Ideas about ML models feature types and stages

steady-vs-drifting-features

Ideas about ML models feature types and stages

Steady/unfitted features

Features whose concept does not change over time. For example a maximum number of daily orders in the past 30 days. The number changes over time (or more generally, with different input data), but the feature's concept (what it is supposed to represent) stays the same.

Drifting/fitted features

Features whose concept is sensitive to data/concept drift. For example normalized monthly income of a customer. Not only does the output value change with input values, but the feature's concept does also. This is because the transformation that produces the feature is fitted on some past (training) dataset. In a sense it is a primitive model in itself which "learns" the mean and the variance of that past dataset. The feature is supposed to represent a normalized monthly income, but this is only true as long as the data underlying distribution doesn't change (or at least its first 2 moments).

More precisely, a feature F is steady iff F(D_fit1, D_inf) == F(D_fit2, D_inf) for all D_fit1, D_fit2 \in {valid datasets} and all D_inf \in {valid datasets}. In other words, F is fitted only in the implicit sense that it might depend on the definition of a validt dataset.

Why should I care?

In desigining data processing and ML pipelines and particularly when designing a feature store, is is important to realize what components should or should not be coupled. On one hand, it is possible to create a model service which consumses nothing but "raw" data as inputs and which has all data transformations "baked into itself". The transformations are then tightly coupled with the model. On the other extreme, one can design a pattern where all data are processed by a separate data transformation service and the ML model itself consists only of a final estimator (i.e. all pre-processing is done separately).

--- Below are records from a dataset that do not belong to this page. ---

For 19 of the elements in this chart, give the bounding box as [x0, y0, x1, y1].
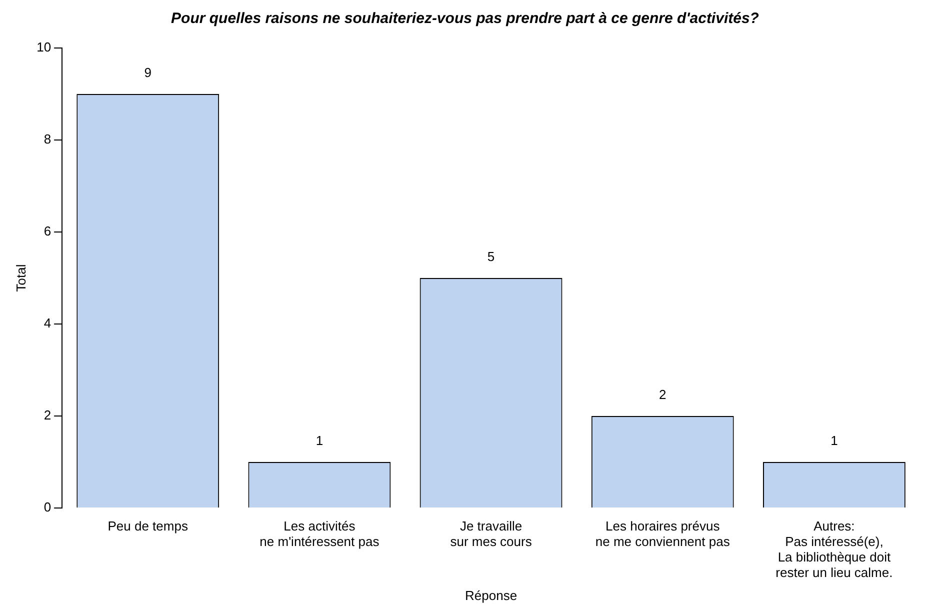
- chart-title: Pour quelles raisons ne souhaiteriez-vous pas prendre part à ce genre d'activités?: [171, 10, 759, 28]
- data-label: 5: [487, 249, 495, 264]
- data-label: 1: [830, 433, 838, 448]
- y-tick-label: 0: [44, 500, 52, 515]
- y-axis-title: Total: [13, 264, 28, 292]
- y-tick-label: 2: [44, 408, 52, 423]
- x-tick-label: Les horaires prévus ne me conviennent pas: [595, 518, 730, 549]
- x-tick-label: Peu de temps: [108, 518, 188, 534]
- y-tick-label: 8: [44, 132, 52, 147]
- data-label: 1: [316, 433, 324, 448]
- x-axis-title: Réponse: [465, 588, 518, 603]
- y-tick-label: 6: [44, 224, 52, 239]
- x-tick-label: Je travaille sur mes cours: [450, 518, 532, 549]
- x-tick-label: Les activités ne m'intéressent pas: [260, 518, 380, 549]
- y-tick-label: 10: [36, 40, 52, 55]
- y-tick-label: 4: [44, 316, 52, 331]
- data-label: 2: [659, 387, 666, 402]
- x-tick-label: Autres: Pas intéressé(e), La bibliothèque doit rester un lieu calme.: [776, 518, 893, 580]
- data-label: 9: [144, 65, 152, 80]
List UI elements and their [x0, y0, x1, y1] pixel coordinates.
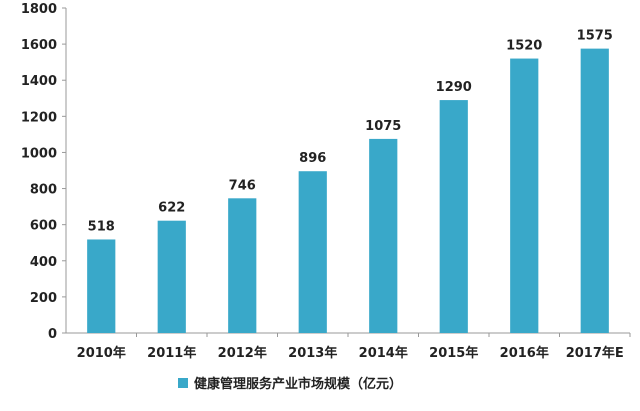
- x-tick-label: 2016年: [500, 345, 549, 361]
- bar: [510, 58, 539, 334]
- x-tick-label: 2011年: [147, 345, 196, 361]
- bar: [228, 198, 257, 333]
- data-label: 746: [229, 178, 256, 193]
- x-tick-label: 2015年: [429, 345, 478, 361]
- bar: [439, 100, 468, 333]
- x-tick-label: 2017年E: [566, 345, 624, 361]
- bar: [369, 138, 398, 333]
- x-axis: 2010年 2011年 2012年 2013年 2014年 2015年 2016年 2017年…: [66, 332, 631, 361]
- data-label: 1520: [506, 39, 542, 54]
- y-tick-label: 800: [30, 183, 57, 198]
- data-labels: 518 622 746 896 1075 1290 1520 1575: [88, 29, 613, 235]
- legend-swatch: [178, 378, 188, 388]
- bar: [580, 48, 609, 333]
- data-label: 1075: [365, 119, 401, 134]
- data-label: 518: [88, 219, 115, 234]
- y-tick-label: 1800: [21, 2, 57, 17]
- data-label: 1575: [577, 29, 613, 44]
- legend-label: 健康管理服务产业市场规模（亿元）: [194, 376, 402, 392]
- data-label: 896: [299, 151, 326, 166]
- bar: [87, 239, 116, 333]
- x-tick-label: 2014年: [359, 345, 408, 361]
- y-axis: 0 200 400 600 800 1000 1200 1400 1600 1800: [21, 2, 67, 342]
- x-tick-label: 2012年: [218, 345, 267, 361]
- data-label: 622: [158, 201, 185, 216]
- y-tick-label: 400: [30, 255, 57, 270]
- y-tick-label: 1200: [21, 110, 57, 125]
- y-tick-label: 1000: [21, 146, 57, 161]
- data-label: 1290: [436, 80, 472, 95]
- x-tick-label: 2010年: [77, 345, 126, 361]
- y-tick-label: 0: [48, 327, 57, 342]
- x-tick-label: 2013年: [288, 345, 337, 361]
- y-tick-label: 200: [30, 291, 57, 306]
- y-tick-label: 1600: [21, 38, 57, 53]
- bars: [87, 48, 609, 334]
- y-tick-label: 600: [30, 219, 57, 234]
- bar: [298, 171, 327, 333]
- legend: 健康管理服务产业市场规模（亿元）: [178, 376, 402, 392]
- bar: [157, 220, 186, 333]
- y-tick-label: 1400: [21, 74, 57, 89]
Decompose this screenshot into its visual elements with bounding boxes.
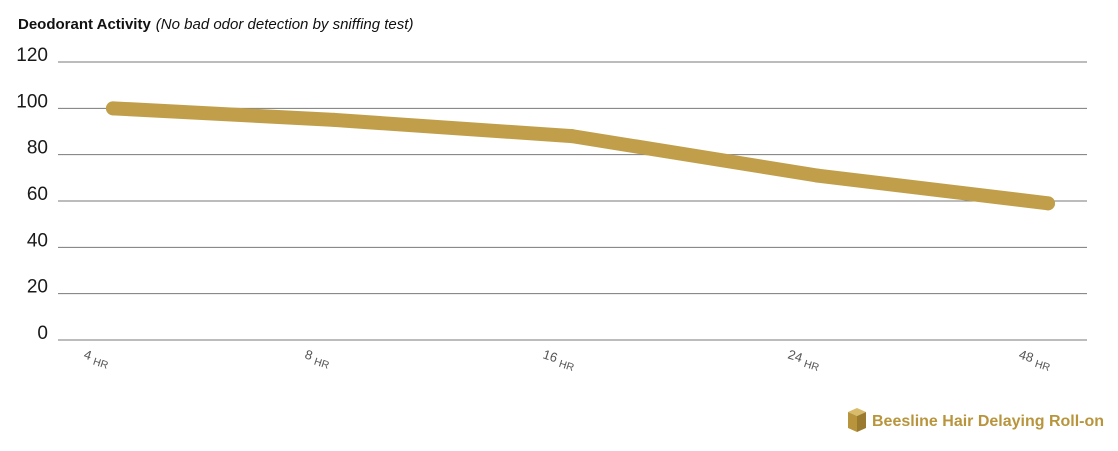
data-point (565, 129, 579, 144)
legend-label: Beesline Hair Delaying Roll-on (872, 413, 1104, 430)
series-line (106, 101, 1055, 211)
y-tick-label: 80 (27, 138, 48, 159)
y-tick-label: 40 (27, 230, 48, 251)
y-tick-label: 60 (27, 184, 48, 205)
y-tick-label: 20 (27, 277, 48, 298)
gridlines (58, 61, 1087, 341)
chart-title-main: Deodorant Activity (18, 16, 151, 33)
y-tick-label: 100 (16, 91, 48, 112)
cube-icon (848, 408, 866, 432)
y-tick-label: 120 (16, 45, 48, 66)
series-group (106, 101, 1055, 211)
data-point (327, 112, 341, 127)
y-tick-label: 0 (37, 323, 48, 344)
legend: Beesline Hair Delaying Roll-on (848, 408, 1104, 432)
data-point (810, 168, 824, 183)
x-tick-label: 48 HR (1016, 347, 1054, 375)
x-axis-ticks: 4 HR 8 HR 16 HR 24 HR 48 HR (81, 347, 1054, 375)
data-point (106, 101, 120, 116)
data-point (1041, 196, 1055, 211)
chart-title: Deodorant Activity (No bad odor detection… (18, 16, 413, 33)
x-tick-label: 16 HR (540, 347, 578, 375)
chart-subtitle: (No bad odor detection by sniffing test) (156, 16, 414, 33)
y-axis-ticks: 0 20 40 60 80 100 120 (16, 45, 48, 344)
x-tick-label: 24 HR (785, 347, 823, 375)
x-tick-label: 8 HR (302, 347, 333, 372)
x-tick-label: 4 HR (81, 347, 112, 372)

I would argue that the distinction between steady and drifting features illustrates that the latter approach is (usually) an antipattern. ML models are subject to data drift, concept drift etc and so are the drifting features as defined above. In order to prevent a model from deterioriating in performance, it is important to monitor and retrain it. By keeping the drifting features tightly coupled with the model itself, we ensure that we cover the drift in the preprocessing as well. Otherwise, we need to a) monitor these features separately and b) couple this monitoring (and possible refitting) with monitoring and training pipelines of all models that consume these features. This might be justifiable in some scenarios (e.g. when the fitted features are very complex, are themselves products of separate ML algorithms or are consumed by other services such as BI), but should be avoided otherwise.

On the other hand, it makes a lot of sense to decouple the generation of steady features from a specific model, at least as long as we (expect to) have more models in production. This comes with several benefits:

  1. Reusability. The feature only needs to be implemented once and then consumed by various (not necessarily ML) processes.
  2. A single source of truth. We don't have to worry about having conflicting implementations of the same conceptual feature across different models.
  3. Losser coupling/dependencies. We might be using several different frameworks or programming languages for our ML models (or other consumers of the feauture) or we might plan to do so. This way, we don't have to rewrite our feature each time our model framework changes (or write and keep consistent versions of the feature in different frameworks).